The Patriot Post® · California: Buy EVs but Don't Charge Them
A week ago, the California Air Resources Board voted to mandate that all new car sales in the state be electric (or other zero-emission) vehicles by 2035. Yesterday, the California Independent System Operator told EV owners to avoid charging their cars during certain times of day because the state’s pathetic excuse for an electrical grid can’t handle the load.
Just wait until mandates drastically drive up the number of EVs.
The power-saving announcement is hardly surprising given the Golden State’s recent history of brownouts and blackouts — sometimes scheduled — thanks to its over-reliance on under-reliable sources of energy. That truth is implied in a “Flex Alert” statement from the American Public Power Association (APPA), which asks residents to reduce consumption particularly from 4:00 p.m. to 9:00 p.m., when “demand for electricity remains high and there is less solar energy available.”
Fossil fuels don’t care what time it is. Yet California’s grid is overly dependent on energy sources that aren’t consistent, and inevitable energy gaps are tough to fill simply by hitting a lever at the local coal plant. That’s especially true in California, which barely uses coal power (at least not produced inside the state) and intends to be coal-free in the next few years.
Voluntary reductions among California residents, officials said, will help prevent “more drastic measures, including rotating power outages” during the severe heat wave hitting the West over the next few days. Air conditioning will be in high demand, especially later in the day, putting more strain on the grid. And no matter the weather, the 4-9 window of time each evening is precisely when EV owners plug up to recharge after a day at the office.
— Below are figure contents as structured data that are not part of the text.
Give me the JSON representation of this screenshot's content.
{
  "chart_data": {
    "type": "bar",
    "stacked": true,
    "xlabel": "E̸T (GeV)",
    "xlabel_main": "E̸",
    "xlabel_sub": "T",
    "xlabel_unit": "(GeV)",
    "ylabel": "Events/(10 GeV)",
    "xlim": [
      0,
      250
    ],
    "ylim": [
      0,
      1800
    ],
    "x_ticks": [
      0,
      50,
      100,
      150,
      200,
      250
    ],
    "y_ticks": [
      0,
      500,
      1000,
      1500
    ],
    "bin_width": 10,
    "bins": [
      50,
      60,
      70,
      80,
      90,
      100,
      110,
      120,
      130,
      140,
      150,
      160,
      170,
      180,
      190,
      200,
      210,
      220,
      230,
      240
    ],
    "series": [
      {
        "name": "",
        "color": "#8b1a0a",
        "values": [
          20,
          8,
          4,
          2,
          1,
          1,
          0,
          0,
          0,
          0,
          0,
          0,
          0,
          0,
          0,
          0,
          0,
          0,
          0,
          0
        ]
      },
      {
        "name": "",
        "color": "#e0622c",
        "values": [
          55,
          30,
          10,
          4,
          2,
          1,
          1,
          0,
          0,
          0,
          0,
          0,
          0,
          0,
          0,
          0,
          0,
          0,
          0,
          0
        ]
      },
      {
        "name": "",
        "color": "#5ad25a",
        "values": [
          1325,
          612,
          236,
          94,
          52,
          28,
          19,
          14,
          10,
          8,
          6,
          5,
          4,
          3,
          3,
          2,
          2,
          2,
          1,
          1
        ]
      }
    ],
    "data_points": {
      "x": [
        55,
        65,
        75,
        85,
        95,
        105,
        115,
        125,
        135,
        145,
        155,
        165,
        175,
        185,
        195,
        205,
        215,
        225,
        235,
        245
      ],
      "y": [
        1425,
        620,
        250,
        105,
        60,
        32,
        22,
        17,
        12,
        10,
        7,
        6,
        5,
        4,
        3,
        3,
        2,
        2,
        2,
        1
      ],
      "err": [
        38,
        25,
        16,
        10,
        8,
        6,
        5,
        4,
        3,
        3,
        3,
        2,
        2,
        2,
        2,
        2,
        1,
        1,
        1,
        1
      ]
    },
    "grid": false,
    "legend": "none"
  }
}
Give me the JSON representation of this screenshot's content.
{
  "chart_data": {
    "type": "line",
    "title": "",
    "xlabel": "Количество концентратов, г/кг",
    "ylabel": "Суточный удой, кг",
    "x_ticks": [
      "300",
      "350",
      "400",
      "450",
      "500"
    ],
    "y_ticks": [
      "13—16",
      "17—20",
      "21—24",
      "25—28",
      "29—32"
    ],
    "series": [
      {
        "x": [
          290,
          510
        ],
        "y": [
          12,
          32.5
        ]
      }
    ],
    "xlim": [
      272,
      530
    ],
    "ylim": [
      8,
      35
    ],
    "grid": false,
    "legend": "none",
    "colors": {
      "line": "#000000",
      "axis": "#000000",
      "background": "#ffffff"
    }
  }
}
“Today, most people charge their electric cars when they come home in the evening — when electricity demand is typically at its peak,” according to researchers at Cornell University’s College of Engineering. “If left unmanaged, the power demanded from many electric vehicles charging simultaneously in the evening will amplify existing peak loads, potentially outstripping the grid’s current capacity to meet demand.”
Never mind future mandates; California’s grid sorely needs an upgrade just to deal with today’s load. And yet the ecofascists who run the state won’t hear of returning to more reliable fossil fuels. Democrat Governor Gavin Newsom wants federal money to help keep open the state’s only nuclear plant beyond its expected closure in 2025, but we don’t hear a lot of Californians clamoring to expand that clean and reliable source of energy. Instead, it’s all windmills and solar panels.
In the meantime, the state’s residents are already paying 25% more for electricity than they were last summer. That costs many folks hundreds of dollars more per month, and it’s only going to get worse on the current trajectory.
All that said, while it can be cathartic to engage in a little head-slapping schadenfreude at the troubles caused and experienced by foolish leftists, judicious consumption of any resource is a virtue. One of the great frustrations of dads all over the country is the lights left on or the doors left open by their kids. “I’m not paying to cool the outdoors!” is something most of us dads have probably hollered more than once. Waste and poor stewardship are vices that hint at the reason conservative and conservation share the same root.
But America is ostensibly a First World country, and there’s something fundamentally un-American about the kinds of warnings being issued in California, which all by itself is the world’s fifth-largest economy. This is — or should be — the land of plenty, and rolling blackouts should not be a First World problem. That they are is a testament to the damage done by the radical left-wing “environmental” movement.